Le Fonds Monétaire International (FMI) a exhorté Maurice à remédier à des défauts opérationnels persistants dans la mise en œuvre de sa politique monétaire, avertissant qu’une surliquidité structurelle crée un écart entre le taux directeur officiel et les conditions réelles du marché.
Dans un nouveau rapport publié sous le titre « Moderniser la politique monétaire à Maurice : mise en œuvre, analytique et communication à la Banque de Maurice », le prêteur basé à Washington reconnaît les progrès notables réalisés par la Banque de Maurice (BdM).
Cependant, il souligne qu’une meilleure coordination entre les opérations, la prévision analytique et la communication publique est d’une urgence absolue afin de restaurer la crédibilité et d’améliorer la transmission des décisions clés en matière de taux d’intérêt.
Désalignement du taux directeur et surliquidité
Depuis l’adoption d’un régime explicite de ciblage de l’inflation en janvier 2023, Maurice s’est engagée dans une modernisation plus large de son cadre monétaire.
La réforme a clarifié la hiérarchie entre la stabilité des prix, les prévisions d’inflation et l’objectif opérationnel fixé au taux interbancaire au jour le jour, introduisant un seul taux de politique clé — le « Taux Clé ».
Dans le cadre de ce dispositif, la transmission de la politique repose sur un encours de bons du BoM à sept jours émis à taux fixe et assortis d’une allocation complète au Taux Clé. Or, depuis la mi-2023, ces émissions de bons ont été plafonnées selon le FMI.

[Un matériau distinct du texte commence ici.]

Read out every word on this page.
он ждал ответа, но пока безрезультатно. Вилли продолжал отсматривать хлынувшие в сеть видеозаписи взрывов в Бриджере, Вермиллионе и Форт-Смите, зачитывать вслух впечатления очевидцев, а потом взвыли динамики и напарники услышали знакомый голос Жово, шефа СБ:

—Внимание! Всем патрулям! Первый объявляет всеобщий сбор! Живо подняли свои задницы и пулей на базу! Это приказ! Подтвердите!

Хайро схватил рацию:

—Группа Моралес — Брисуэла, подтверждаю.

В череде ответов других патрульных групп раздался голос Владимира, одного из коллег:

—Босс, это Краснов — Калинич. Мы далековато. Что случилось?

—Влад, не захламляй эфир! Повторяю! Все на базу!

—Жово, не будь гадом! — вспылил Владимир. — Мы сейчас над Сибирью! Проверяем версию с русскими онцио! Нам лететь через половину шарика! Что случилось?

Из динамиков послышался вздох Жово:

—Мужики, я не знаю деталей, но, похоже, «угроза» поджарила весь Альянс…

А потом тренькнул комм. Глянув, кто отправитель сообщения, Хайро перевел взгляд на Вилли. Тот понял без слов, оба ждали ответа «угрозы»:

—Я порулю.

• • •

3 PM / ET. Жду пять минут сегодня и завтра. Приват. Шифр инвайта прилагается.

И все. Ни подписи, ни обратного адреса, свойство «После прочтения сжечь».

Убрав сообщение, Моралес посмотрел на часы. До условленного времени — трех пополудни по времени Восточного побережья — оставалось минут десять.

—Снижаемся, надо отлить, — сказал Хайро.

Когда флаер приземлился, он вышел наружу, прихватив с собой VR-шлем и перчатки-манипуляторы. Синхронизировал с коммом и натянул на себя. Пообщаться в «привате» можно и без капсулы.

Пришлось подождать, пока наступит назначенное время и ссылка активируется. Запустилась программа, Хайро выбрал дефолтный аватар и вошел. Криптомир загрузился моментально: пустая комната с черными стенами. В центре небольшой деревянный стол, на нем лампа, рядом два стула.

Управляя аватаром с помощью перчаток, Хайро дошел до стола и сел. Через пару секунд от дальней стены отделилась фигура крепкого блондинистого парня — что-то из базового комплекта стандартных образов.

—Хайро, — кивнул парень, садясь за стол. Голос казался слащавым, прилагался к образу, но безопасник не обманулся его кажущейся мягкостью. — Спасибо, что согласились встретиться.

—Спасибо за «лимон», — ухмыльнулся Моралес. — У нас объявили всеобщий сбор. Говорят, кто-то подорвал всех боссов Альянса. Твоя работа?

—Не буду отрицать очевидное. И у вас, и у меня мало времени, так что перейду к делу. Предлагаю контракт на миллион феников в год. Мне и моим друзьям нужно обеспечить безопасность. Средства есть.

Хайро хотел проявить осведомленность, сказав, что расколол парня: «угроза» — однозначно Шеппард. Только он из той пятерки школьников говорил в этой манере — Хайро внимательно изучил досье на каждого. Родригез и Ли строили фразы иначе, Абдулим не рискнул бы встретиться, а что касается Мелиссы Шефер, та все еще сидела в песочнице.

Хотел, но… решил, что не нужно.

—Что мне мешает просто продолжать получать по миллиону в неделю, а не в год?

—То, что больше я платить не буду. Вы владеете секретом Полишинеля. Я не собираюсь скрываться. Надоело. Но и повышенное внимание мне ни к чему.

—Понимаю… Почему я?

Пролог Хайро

Ce plafonnement a alimenté une surliquidité persistante dans le système bancaire, poussant le taux interbancaire au jour le jour à se rapprocher du taux de dépôt plutôt que du Taux Clé.
En conséquence, le signal émis par le principal taux de politique a été affaibli, atténuant la transmission des décisions de politique monétaire à travers les taux d’intérêt, maintenant un marché monétaire peu profond et compliquant le développement plus large des marchés de capitaux.
Pour corriger ce décalage, le FMI recommande de rétablir les émissions de bons BoM à sept jours à un taux fixe et avec allocation complète au Taux Clé, tout en tenant compte des conditions existantes de liquidité et en maintenant des communications claires sur les marchés.
Capacités analytiques et prévisionnelles
Le FMI a salué la mise en œuvre par la Banque centrale d’un système moderne de prévision et d’analyse des politiques (FPAS), développé avec l’assistance technique du FMI, comme une étape analytique majeure.
Pour consolider ces progrès, le rapport expose plusieurs priorités en cours :
- Développer davantage les modèles économiques et les outils analytiques complémentaires.
- Assurer la continuité des compétences du personnel au sein de la banque centrale.
- Intégrer les prévisions du FPAS directement dans les communications publiques.
- Publier régulièrement des projections économiques, des analyses de scénarios et des profils de risque afin d’ancrer les attentes d’inflation.
Stratégie de communication institutionnelle
En matière de communications de la banque centrale, le FMI a souligné que les meilleures pratiques internationales exigent une stratégie claire, des calendriers prévisibles, des messages cohérents, un engagement ciblé du public et des évaluations d’impact régulières.
Le Fonds a recommandé que la BdM formalise une stratégie de communication institutionnelle, renforce son unité de communication dans la rédaction des messages de politique, adopte une approche structurée et prospective à travers plusieurs canaux et institue des mécanismes de suivi pour évaluer l’efficacité de la communication.
Alignement des trois piliers
Dans son évaluation finale, le FMI a noté que Maurice dispose désormais des éléments fondamentaux d’un régime moderne de ciblage de l’inflation ; l’étape cruciale suivante consiste à obtenir une cohérence totale entre ses trois piliers centraux : l’exécution de la politique monétaire, les prévisions analytiques et la communication institutionnelle.
Le FMI conclut qu’une mise en œuvre opérationnelle complète, une utilisation plus large du FPAS au niveau institutionnel et des communications prospectives renforceront le rôle signal du Taux Clé, ancreront les attentes en matière d’inflation et préserveront la crédibilité de la politique monétaire face à l’incertitude économique mondiale persistante.